The 10th straight weekly increase in diesel prices sent the fuel to a level 74.4 cents higher than it was during the comparable week last year, according to the Department of Energy.
In addition to the bone-chilling cold, fuel prices are rising because of “the political unrest in Egypt, where a lot of crude oil flows through the Suez Canal,” said Brad Simons, president of Pathway Network, a subsidiary of Simons Petroleum, Oklahoma City.
The average price of regular gasoline increased 3.1 cents a gallon to $3.132, its ninth increase in the past 10 weeks, DOE reported Feb 7, after its weekly survey of fueling stations. Gasoline is now 48 cents more expensive that the comparable week last year, DOE said.
Over the past 10 weeks, diesel has climbed 35.1 cents a gallon, and gasoline has risen 27.6 cents.
The U.S. trucking industry burns 752 million gallons of diesel weekly and 280 gallons of gasoline, American Trucking Associations estimated. At those rates, fleets and trucking paid $559.5 million more for diesel and $134.4 million for gasoline than the comparable week of 2010.
As the political crisis in Egypt unfolded, crude oil shot up to $92.19 a barrel on the New York Mercantile Exchange Jan. 31, Bloomberg News reported. However, it has trickled down in early February, closing at $86.73 on Feb. 10.
One trucking executive said a new trend among some shipping customers was compounding troubles from the rise in diesel.

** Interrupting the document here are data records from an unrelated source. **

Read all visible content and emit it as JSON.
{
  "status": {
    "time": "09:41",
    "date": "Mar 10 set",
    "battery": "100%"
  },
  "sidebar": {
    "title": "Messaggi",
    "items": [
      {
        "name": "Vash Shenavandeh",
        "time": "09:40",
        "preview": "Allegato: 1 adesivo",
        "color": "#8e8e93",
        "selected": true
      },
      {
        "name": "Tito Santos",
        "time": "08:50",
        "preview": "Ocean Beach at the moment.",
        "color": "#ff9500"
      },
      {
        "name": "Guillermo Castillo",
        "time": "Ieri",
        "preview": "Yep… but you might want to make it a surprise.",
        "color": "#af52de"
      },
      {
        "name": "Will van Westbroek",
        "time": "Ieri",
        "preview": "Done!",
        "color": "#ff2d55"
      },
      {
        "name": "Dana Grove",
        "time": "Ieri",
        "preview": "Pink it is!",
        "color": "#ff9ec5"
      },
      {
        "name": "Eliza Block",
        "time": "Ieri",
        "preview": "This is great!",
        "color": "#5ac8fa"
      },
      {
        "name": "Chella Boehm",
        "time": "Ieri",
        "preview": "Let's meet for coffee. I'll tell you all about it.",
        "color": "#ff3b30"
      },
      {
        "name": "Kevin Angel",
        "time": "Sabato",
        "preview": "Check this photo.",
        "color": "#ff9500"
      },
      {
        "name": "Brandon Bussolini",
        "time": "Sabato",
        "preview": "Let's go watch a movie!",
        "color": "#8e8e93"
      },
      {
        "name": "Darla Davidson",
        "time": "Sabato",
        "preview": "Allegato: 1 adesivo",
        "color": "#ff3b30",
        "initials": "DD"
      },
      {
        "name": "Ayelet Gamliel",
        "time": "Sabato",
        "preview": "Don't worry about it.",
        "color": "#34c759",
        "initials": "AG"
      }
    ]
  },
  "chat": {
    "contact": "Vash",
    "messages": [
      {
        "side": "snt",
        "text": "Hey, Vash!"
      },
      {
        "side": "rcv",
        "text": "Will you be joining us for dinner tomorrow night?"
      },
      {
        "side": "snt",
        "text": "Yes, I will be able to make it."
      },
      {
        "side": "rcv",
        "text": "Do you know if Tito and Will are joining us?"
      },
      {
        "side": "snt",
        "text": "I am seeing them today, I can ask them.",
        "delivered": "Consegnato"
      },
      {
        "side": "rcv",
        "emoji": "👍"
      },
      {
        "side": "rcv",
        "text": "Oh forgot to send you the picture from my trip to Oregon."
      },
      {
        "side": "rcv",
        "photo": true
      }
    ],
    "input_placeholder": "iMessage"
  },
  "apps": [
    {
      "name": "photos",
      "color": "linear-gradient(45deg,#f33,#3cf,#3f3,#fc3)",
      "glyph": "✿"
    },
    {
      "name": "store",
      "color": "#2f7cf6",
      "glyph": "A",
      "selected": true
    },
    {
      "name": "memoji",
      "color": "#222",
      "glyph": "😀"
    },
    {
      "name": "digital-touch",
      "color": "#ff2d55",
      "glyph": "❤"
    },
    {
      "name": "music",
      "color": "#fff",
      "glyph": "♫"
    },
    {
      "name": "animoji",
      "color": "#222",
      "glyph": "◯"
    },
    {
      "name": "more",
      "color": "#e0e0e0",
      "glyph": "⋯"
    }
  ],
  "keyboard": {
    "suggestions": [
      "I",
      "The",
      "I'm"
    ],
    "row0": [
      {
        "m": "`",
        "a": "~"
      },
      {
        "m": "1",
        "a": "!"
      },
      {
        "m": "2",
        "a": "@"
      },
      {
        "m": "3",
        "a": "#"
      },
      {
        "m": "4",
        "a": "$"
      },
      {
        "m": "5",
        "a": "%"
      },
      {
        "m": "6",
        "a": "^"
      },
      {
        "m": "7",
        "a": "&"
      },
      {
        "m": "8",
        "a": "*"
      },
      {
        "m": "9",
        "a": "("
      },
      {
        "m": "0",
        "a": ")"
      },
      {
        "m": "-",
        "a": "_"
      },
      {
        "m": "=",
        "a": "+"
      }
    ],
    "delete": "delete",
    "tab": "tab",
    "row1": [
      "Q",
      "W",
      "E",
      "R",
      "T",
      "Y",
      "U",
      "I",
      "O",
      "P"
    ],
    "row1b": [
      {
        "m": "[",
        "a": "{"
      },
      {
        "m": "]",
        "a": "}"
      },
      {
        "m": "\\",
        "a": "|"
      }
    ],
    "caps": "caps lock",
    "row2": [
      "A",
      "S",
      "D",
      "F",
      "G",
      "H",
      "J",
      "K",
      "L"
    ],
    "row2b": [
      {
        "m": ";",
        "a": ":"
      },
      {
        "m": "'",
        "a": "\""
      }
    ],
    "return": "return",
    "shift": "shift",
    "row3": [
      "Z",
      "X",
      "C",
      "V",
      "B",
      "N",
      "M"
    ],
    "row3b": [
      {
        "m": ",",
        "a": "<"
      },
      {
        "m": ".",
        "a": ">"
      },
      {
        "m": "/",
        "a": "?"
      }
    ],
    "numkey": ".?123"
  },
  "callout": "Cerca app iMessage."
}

“What is new during this fuel run-up is that some of our largest customers have been increasingly going from a 5-1 ratio in fuel surcharges to 7-1,” Lisa Petersen, director of logistics and intermodal at Market Transport Ltd., Portland, Ore., told TT.
She explained that it means shippers, instead of giving Market Transport 1 cent for every 5-cent increase in diesel, were now offering only 1 cent for every 7-cent jump.
“Stretching it out to 7-1 is really taking a toll on us, and these are Fortune 500 companies that are doing it,” Petersen said. “We’re losing 2 cents a mile, and to get it back, we have to build it into our rates, but that forces us to look forward to all of 2011 and try and estimate where prices will be for contracts that we want to bid on.”
She said that, on one of the company’s typical regional runs of 960 miles, “the highest fuel surcharge would return us about $460, while the average national account FSC would return $385 . . . [but] one large customer recently reduced their fuel surcharge that would pay us just $260.”
Neil Gamson, an economist at DOE’s Energy Information Administration, said the United States and Europe are reaching their peak use of distillates.
He said distillate supply in the United States, which had been at higher than average levels before winter arrived, has been drawn down as cold weather caused millions of people to turn up their oil heat.
EIA said in its latest short-term outlook that diesel will average $3.43 a gallon for all of 2011, or 8.3 cents lower than the current average price. The agency also predicted diesel will average $3.51 for 2012 as global diesel demand increases.